I have a question for those of you that bill for Medicare of colorado, I have an example a pt had a colonoscopy (00810) and we billed with DX Code V16.0, V12.72 and 562.10, clm denied for rountine not covered. I called and spoke with a rep. who directed me to their website trailblazer health.com LCD for anesthesia (mac), and it listed procedure usually that do not require general, regional or Mac anesthesia, in which 00740 and 00810 is one of them.it also listed ICD-9 code that support medical necessity e.g 038.0, spticemia codes, 25000-255.9, 276.0-276.9, 278.01, 278.03, 290.0-290.9, 291.0-291.9, 300.00-300.02, 300.9, 300.10 etc, to cut the long story short , there is no GI diagnosis included in the list, the main reason for the procedure.

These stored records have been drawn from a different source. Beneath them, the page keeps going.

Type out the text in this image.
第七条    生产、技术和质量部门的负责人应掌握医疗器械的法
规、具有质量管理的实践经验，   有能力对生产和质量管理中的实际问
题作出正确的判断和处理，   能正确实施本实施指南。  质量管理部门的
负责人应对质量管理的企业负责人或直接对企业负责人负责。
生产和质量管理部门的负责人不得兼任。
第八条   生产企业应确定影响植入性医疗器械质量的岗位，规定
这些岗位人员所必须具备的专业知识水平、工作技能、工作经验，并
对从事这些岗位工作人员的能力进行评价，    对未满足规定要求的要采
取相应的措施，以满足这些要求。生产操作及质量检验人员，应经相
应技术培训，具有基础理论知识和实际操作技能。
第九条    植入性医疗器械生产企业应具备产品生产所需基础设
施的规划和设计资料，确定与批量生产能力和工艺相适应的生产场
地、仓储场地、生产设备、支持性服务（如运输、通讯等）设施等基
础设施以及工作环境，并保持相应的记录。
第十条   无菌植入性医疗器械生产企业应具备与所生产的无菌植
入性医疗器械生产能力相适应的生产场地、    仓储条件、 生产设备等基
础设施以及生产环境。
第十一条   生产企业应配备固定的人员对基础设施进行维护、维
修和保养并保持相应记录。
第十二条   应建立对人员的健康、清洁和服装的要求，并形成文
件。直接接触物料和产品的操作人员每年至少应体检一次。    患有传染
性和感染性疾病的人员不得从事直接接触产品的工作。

Could someone advise how you code and bill, we bill for different states and will like to know if it is also same with FL, TX, VI, GA, TN, I am new in this specialty.
Do I have to list the GI diagnosis primary and medical necessity codes if documented as secondary with Dx pointer to the Medical necessity code.
thanks
Could someone advise how you code and bill, we bill for different states and will like to know if it is also same with FL, TX, VI, GA, TN, I am new in this specialty.
Do I have to list the GI diagnosis primary and medical necessity codes if documented as secondary with Dx pointer to the Medical necessity code.